Africa Command has trouble filling key civilian slots
The initial goal was to fill a quarter of staff positions with experts from civilian agencies; now the target is 4 percent and even that is proving difficult.
Concerns about Pentagon encroachment on civilian agency missions, a lack of civilian agency resources and incompatible personnel systems are hampering a new military command aimed at promoting security and stability in Africa, witnesses told a House panel on Tuesday.
The Defense Department plans to formally stand up the Africa Command, or Africom, on Sept. 30. The new command differs from the Pentagon's five other headquarters for directing military support and operations worldwide in that key personnel come from civilian agencies.

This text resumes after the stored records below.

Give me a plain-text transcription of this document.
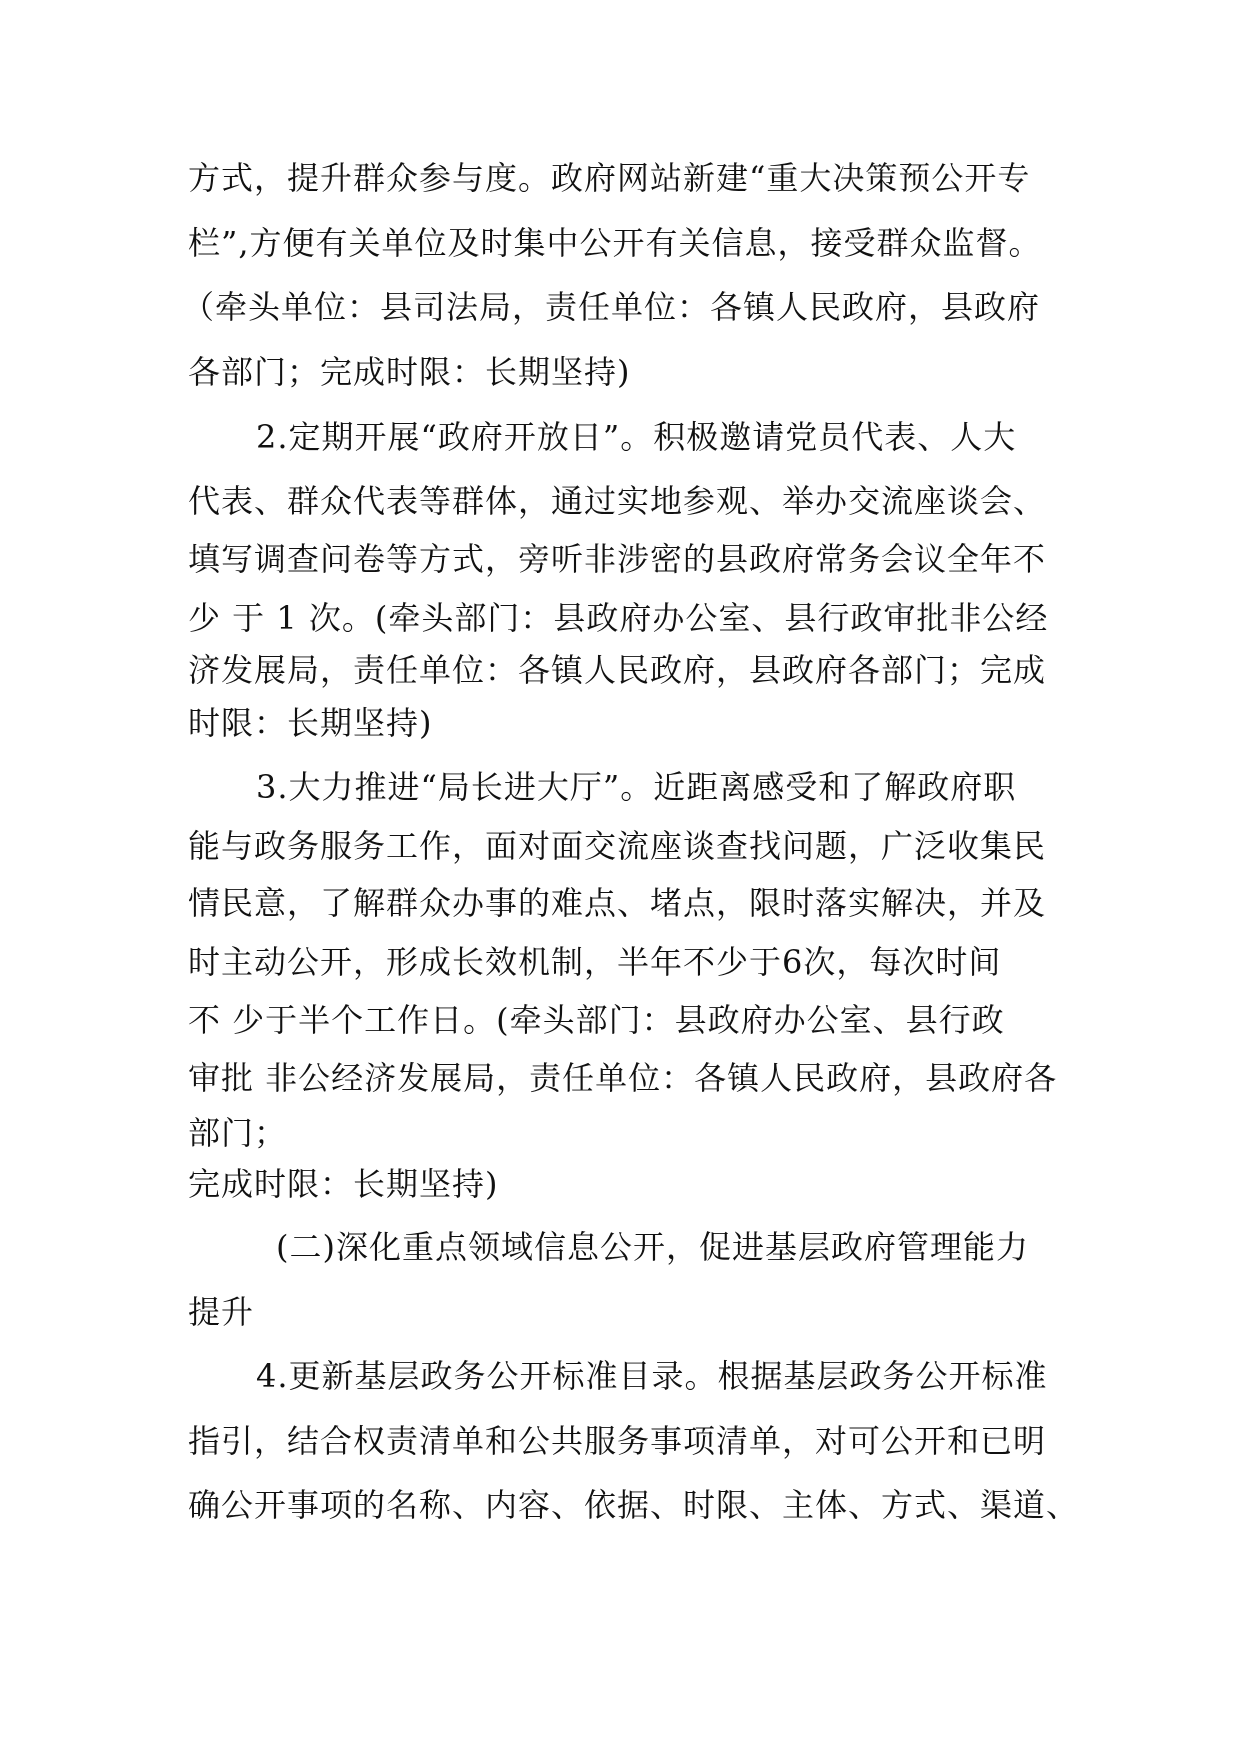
方式，提升群众参与度。政府网站新建“重大决策预公开专
栏”,方便有关单位及时集中公开有关信息，接受群众监督。
（牵头单位：县司法局，责任单位：各镇人民政府，县政府
各部门；完成时限：长期坚持)
2.定期开展“政府开放日”。积极邀请党员代表、人大
代表、群众代表等群体，通过实地参观、举办交流座谈会、
填写调查问卷等方式，旁听非涉密的县政府常务会议全年不
少 于 1 次。(牵头部门：县政府办公室、县行政审批非公经
济发展局，责任单位：各镇人民政府，县政府各部门；完成
时限：长期坚持)
3.大力推进“局长进大厅”。近距离感受和了解政府职
能与政务服务工作，面对面交流座谈查找问题，广泛收集民
情民意，了解群众办事的难点、堵点，限时落实解决，并及
时主动公开，形成长效机制，半年不少于6次，每次时间
不 少于半个工作日。(牵头部门：县政府办公室、县行政
审批 非公经济发展局，责任单位：各镇人民政府，县政府各
部门；
完成时限：长期坚持)
(二)深化重点领域信息公开，促进基层政府管理能力
提升
4.更新基层政务公开标准目录。根据基层政务公开标准
指引，结合权责清单和公共服务事项清单，对可公开和已明
确公开事项的名称、内容、依据、时限、主体、方式、渠道、
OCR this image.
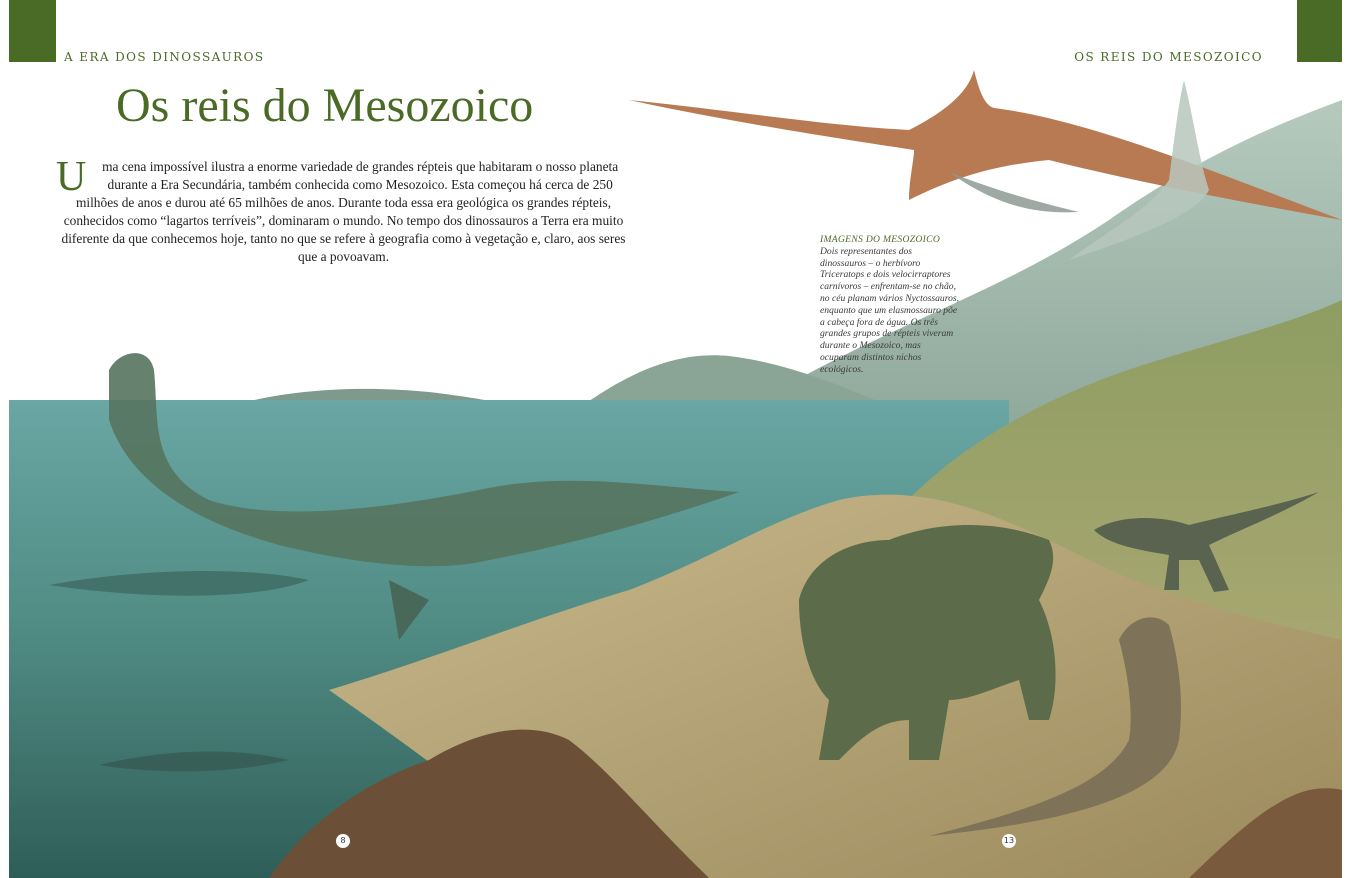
A ERA DOS DINOSSAUROS	OS REIS DO MESOZOICO
Os reis do Mesozoico

U ma cena impossível ilustra a enorme variedade de grandes répteis que habitaram o nosso planeta durante a Era Secundária, também conhecida como Mesozoico. Esta começou há cerca de 250 milhões de anos e durou até 65 milhões de anos. Durante toda essa era geológica os grandes répteis, conhecidos como “lagartos terríveis”, dominaram o mundo. No tempo dos dinossauros a Terra era muito diferente da que conhecemos hoje, tanto no que se refere à geografia como à vegetação e, claro, aos seres que a povoavam.

IMAGENS DO MESOZOICO
Dois representantes dos dinossauros – o herbívoro Triceratops e dois velocirraptores carnívoros – enfrentam-se no chão, no céu planam vários Nyctossauros, enquanto que um elasmossauro põe a cabeça fora de água. Os três grandes grupos de répteis viveram durante o Mesozoico, mas ocuparam distintos nichos ecológicos.
8	13
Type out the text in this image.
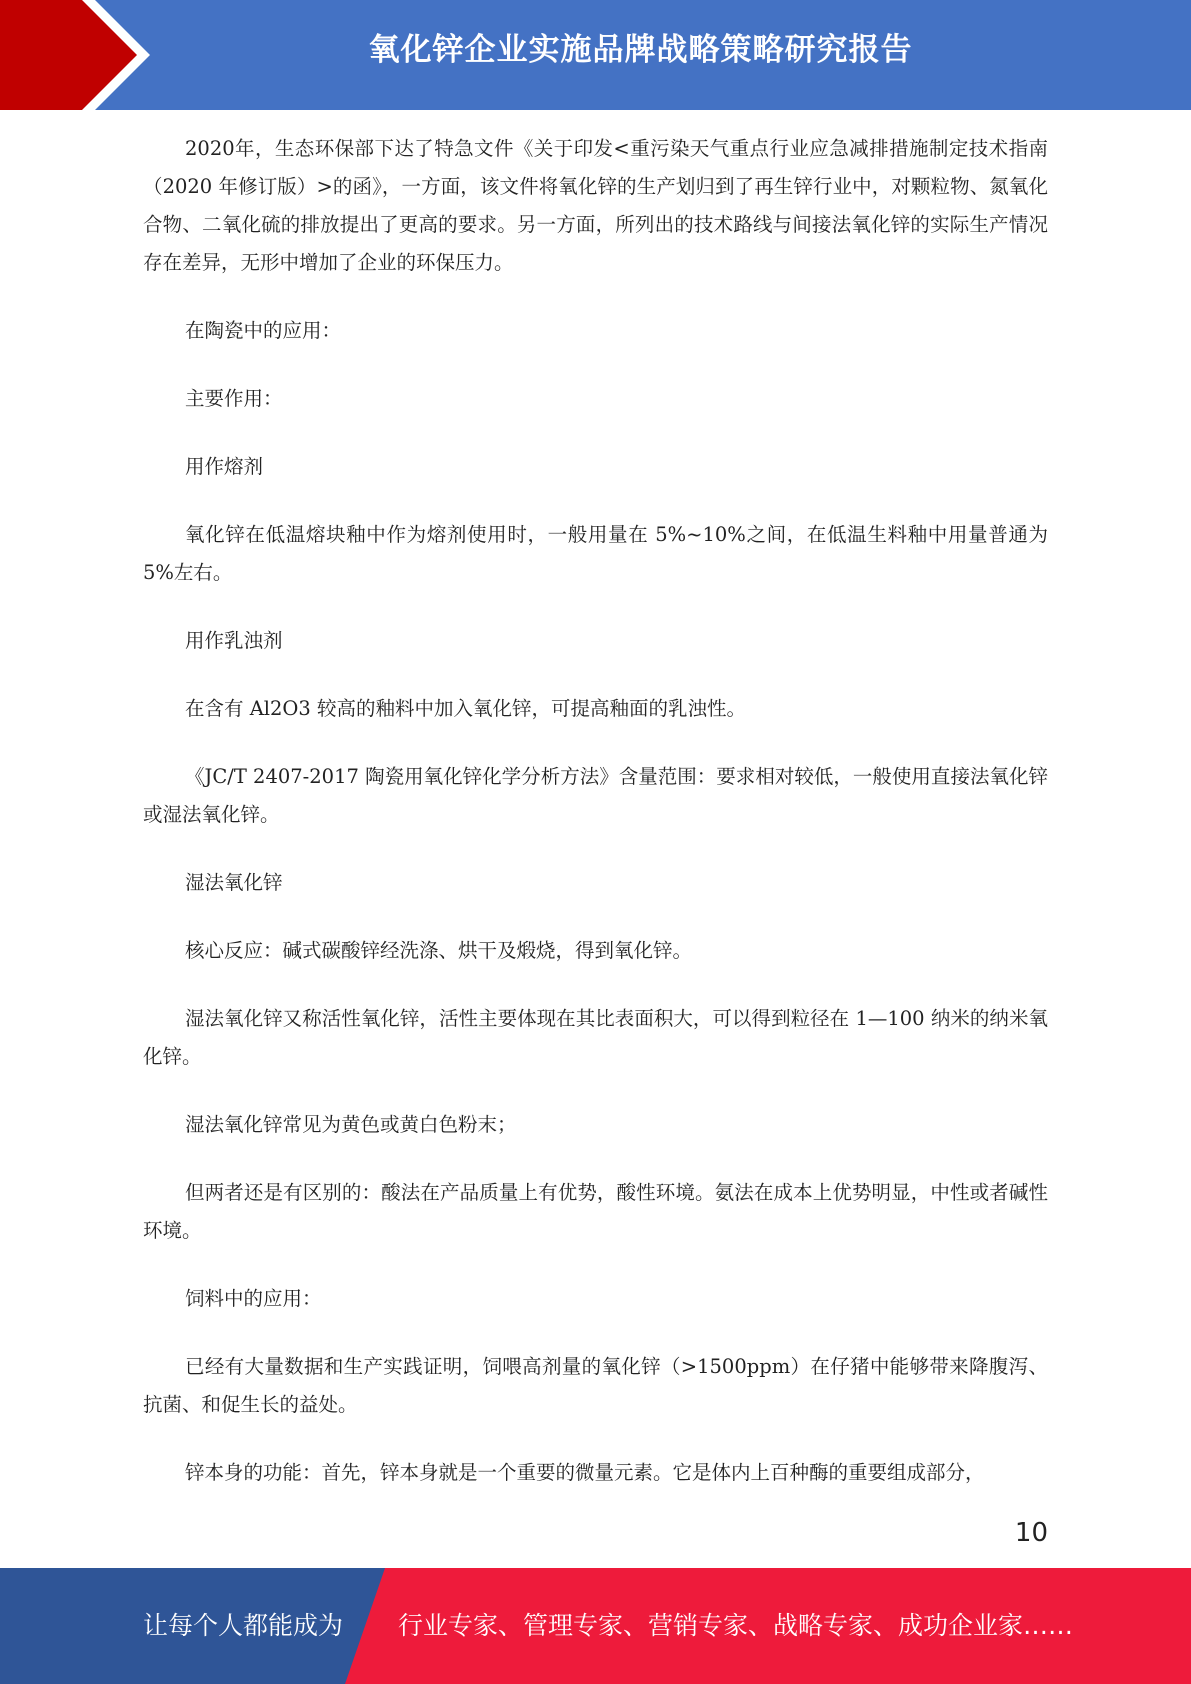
氧化锌企业实施品牌战略策略研究报告

2020年，生态环保部下达了特急文件《关于印发<重污染天气重点行业应急减排措施制定技术指南（2020 年修订版）>的函》，一方面，该文件将氧化锌的生产划归到了再生锌行业中，对颗粒物、氮氧化合物、二氧化硫的排放提出了更高的要求。另一方面，所列出的技术路线与间接法氧化锌的实际生产情况存在差异，无形中增加了企业的环保压力。

在陶瓷中的应用：

主要作用：

用作熔剂

氧化锌在低温熔块釉中作为熔剂使用时，一般用量在 5%~10%之间，在低温生料釉中用量普通为 5%左右。

用作乳浊剂

在含有 Al2O3 较高的釉料中加入氧化锌，可提高釉面的乳浊性。

《JC/T 2407-2017 陶瓷用氧化锌化学分析方法》含量范围：要求相对较低，一般使用直接法氧化锌或湿法氧化锌。

湿法氧化锌

核心反应：碱式碳酸锌经洗涤、烘干及煅烧，得到氧化锌。

湿法氧化锌又称活性氧化锌，活性主要体现在其比表面积大，可以得到粒径在 1—100 纳米的纳米氧化锌。

湿法氧化锌常见为黄色或黄白色粉末；

但两者还是有区别的：酸法在产品质量上有优势，酸性环境。氨法在成本上优势明显，中性或者碱性环境。

饲料中的应用：

已经有大量数据和生产实践证明，饲喂高剂量的氧化锌（>1500ppm）在仔猪中能够带来降腹泻、抗菌、和促生长的益处。

锌本身的功能：首先，锌本身就是一个重要的微量元素。它是体内上百种酶的重要组成部分，

10
让每个人都能成为 行业专家、管理专家、营销专家、战略专家、成功企业家……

"Early administration rhetoric envisioned Africom as a transformational experiment providing a whole-of-government interagency approach to U.S. national security strategy," said Rep. John Tierney, D-Mass., chairman of the House Oversight and Government Reform Subcommittee on National Security and Foreign Affairs. "It appears that ambitions for Africom have been scaled back."
Developing an integrated interagency command structure has proved much harder than planners expected, witnesses told the panel. Africa Command's architects originally expected to staff as much as a quarter of the command with experts from the State, Treasury and Agriculture departments, the U.S. Agency for International Development, and other civilian agencies. But that goal proved too ambitious.
"According to State officials this goal was not vetted through civilian agencies and was not realistic because of the resource limitations in civilian agencies," said John Pendleton, director of defense capabilities and management issues at the Government Accountability Office. As a result, Africom reduced its interagency representation to 52 notational interagency positions, or about 4 percent of the staff.
But even that substantially reduced goal will be difficult to achieve. "Personnel systems among federal agencies were incompatible and do not readily facilitate integrating personnel into other agencies, particularly into nonliaison roles," Pendleton said.
Other military commands such as Southern Command, which is focused on South America and has a mission similar to that of Africa Command, rely on advisers from other agencies, usually in short-term assignments. But Africa Command leaders want these outside experts to fill key positions of authority.
By Sept. 30, Defense expects to have only 13 of the 52 interagency command positions, or about 1 percent of the overall staff slots, filled by representatives from non-Defense agencies. Ambassador Mary Carlin Yates, the Africom deputy commander for civil-military activities, said staff positions were being filled through "a deliberate process that is progressing well through the full support of many agencies."
Africa Command's creation represents a shift in Defense Department thinking, said Lauren Ploch, an African affairs analyst at the Congressional Research Service. The command is expected to focus its energy and resources on training and assistance to local militaries so they can better ensure stability and security. "One DoD official suggested that the U.S. government could consider the command a success 'if it keeps American troops out of Africa for the next 50 years,'" Ploch said.
But not everyone shares the Defense Department's enthusiasm for the new whole-of-government command.
"The prospect that Defense will focus less on fighting wars and more on preventing them engenders mixed feelings in some U.S. government circles," Ploch said.
While many officials welcome the military's ability to leverage resources and to organize complex operations, others worry that the military will overestimate its diplomatic role.
"Some argue that the highly unequal allocation of resources between the departments of Defense, State and USAID hinder their ability to act as equal partners and could lead to the militarization of development and diplomacy," Ploch said.
In a speech Tuesday to the U.S. Global Leadership Campaign in Washington, Defense Secretary Robert Gates said those concerns are legitimate, but he emphasized the importance of better cooperation between civilian agencies and the military services.
"Where our government has been able to bring America's civilian and the military assets together to support local partners, there have been promising results," he said, pointing to an effort in the Philippines. There, U.S. Ambassador Kristie Kenney has "overseen a campaign involving multiple agencies working closely with their Philippine counterparts in a synchronized effort that has delegitimized and rolled back extremists in Mindanao," he said.
Worries about "a creeping militarization of some aspects of America's foreign policy," can be assuaged with "the right leadership, adequate funding of civilian agencies, effective coordination on the ground, and a clear understanding of the authorities, roles, and missions of military versus civilian efforts, and how they fit, or in some cases don't fit, together," Gates said.
He added that civilian agencies handling diplomacy and development issues have long been understaffed and underfunded. "Though I cannot pretend to know the right dollar amount," he said, "I do know it's a good deal more than the 1 percent of the federal budget that it is right now."